Ketiga; praktik intoleransi dan kecenderungan penggunaan politik SARA. Munculnya kasus hukum Meliana yang disertai oleh aksi pembakaran vihara, menunjukkan betapa rawannya kelompok masyarakat beragama di Indonesia untuk disulut dan diprovokasi melakukan tindak kekerasan dan main hakim sendiri. 
 
Pada dimensi yang lebih luas, KNPI meminta kepada elit politik untuk menyudahi penggunaan politik SARA untuk kepentingan politik sempit. Yang tidak hanya berpotensi menyulut kegaduhan pada konteks lebih jauh, adalah mempertaruhkan ikatan kebangsaan Indonesia yang dibangun oleh keragaman dan kemajemukan yang diikat oleh tali jiwa kebangsaan bernama Bhinneka Tunggal Ika; 
 
Keempat; stop politik hoax dan hate speech. KNPI meminta kepada DPR untuk memberi atensi kepada penggunaan politik ujaran kebencian yang marak di media sosial. KNPI meminta kepada seluruh elit untuk menyudahi penggunaan politik hoax dan hate speech. 
 
Selain kontraproduktif bagi perkembangan demokrasi, politik hoax dan hate speech rawan diboncengi oleh kepentingan proxi pihak lain yang ingin memperkeruh keadaan atau mempunyai target mengubah dasar dan haluan negara. Kaum muda meminta agar kalangan elit menggunakan laga politik elektoral untuk bertarung gagasan, ide dan program yang rasional serta terukur; 
 
Kelima; KNPI meminta DPR untuk memberi atensi terhadap penanganan bencana di Lombok NTB yang telah dilakukan pemerintah pusat dan daerah; 
 
Ketujuh; korupsi dan narkoba. KNPI mengapresiasi penyelenggara pemilu yang menyertakan unsur medis sebagai syarat seseorang menjadi legislator.

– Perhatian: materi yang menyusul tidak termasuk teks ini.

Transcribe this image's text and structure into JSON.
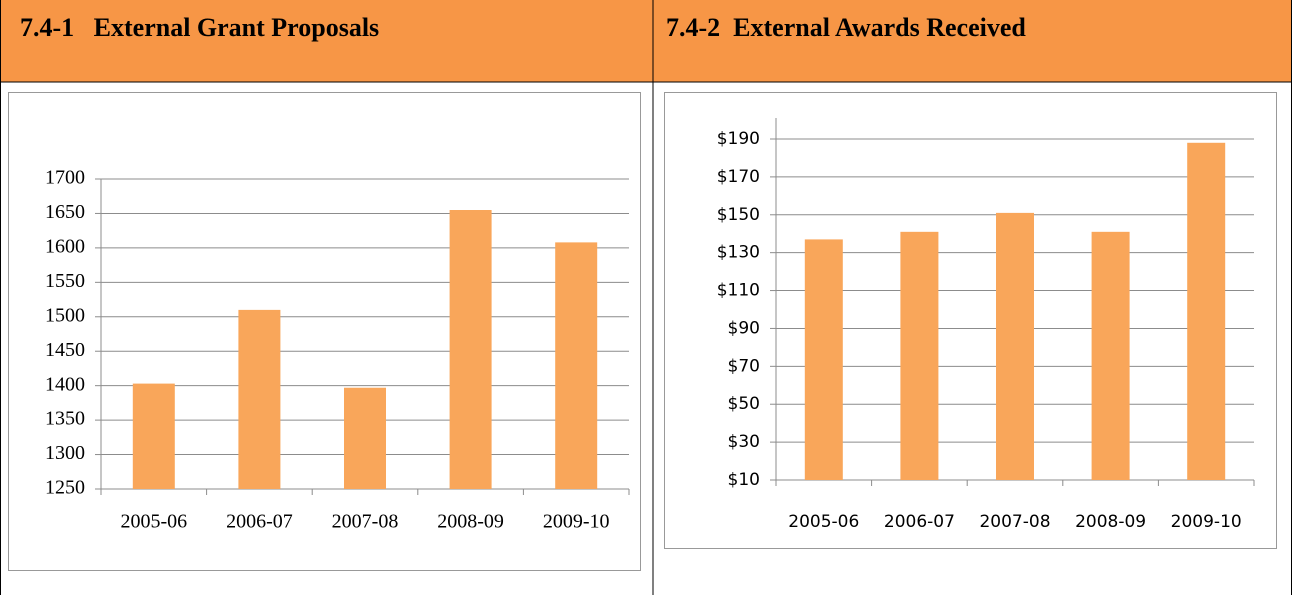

Dan membuat larangan bagi caleg yang teridentifikasi pernah terlibat dalam tindak pidana korupsi. KNPI berharap ke depan upaya-upaya tersebut juga dapat menjadi rujukan legal agar ke depan kualitas demokrasi di Indonesia semakin baik. 
 
"Demikian catatan ini kami sampaikan yang semata-mata dalam rangka memperbaiki kualitas demokrasi di Indonesia dan tidak ada pretensi politik apapun. Sekali lagi, catatan ini kami sampaikan agar peran, fungsi dan reputasi DPR ke depannya semakin lebih baik lagi," pungkasnya.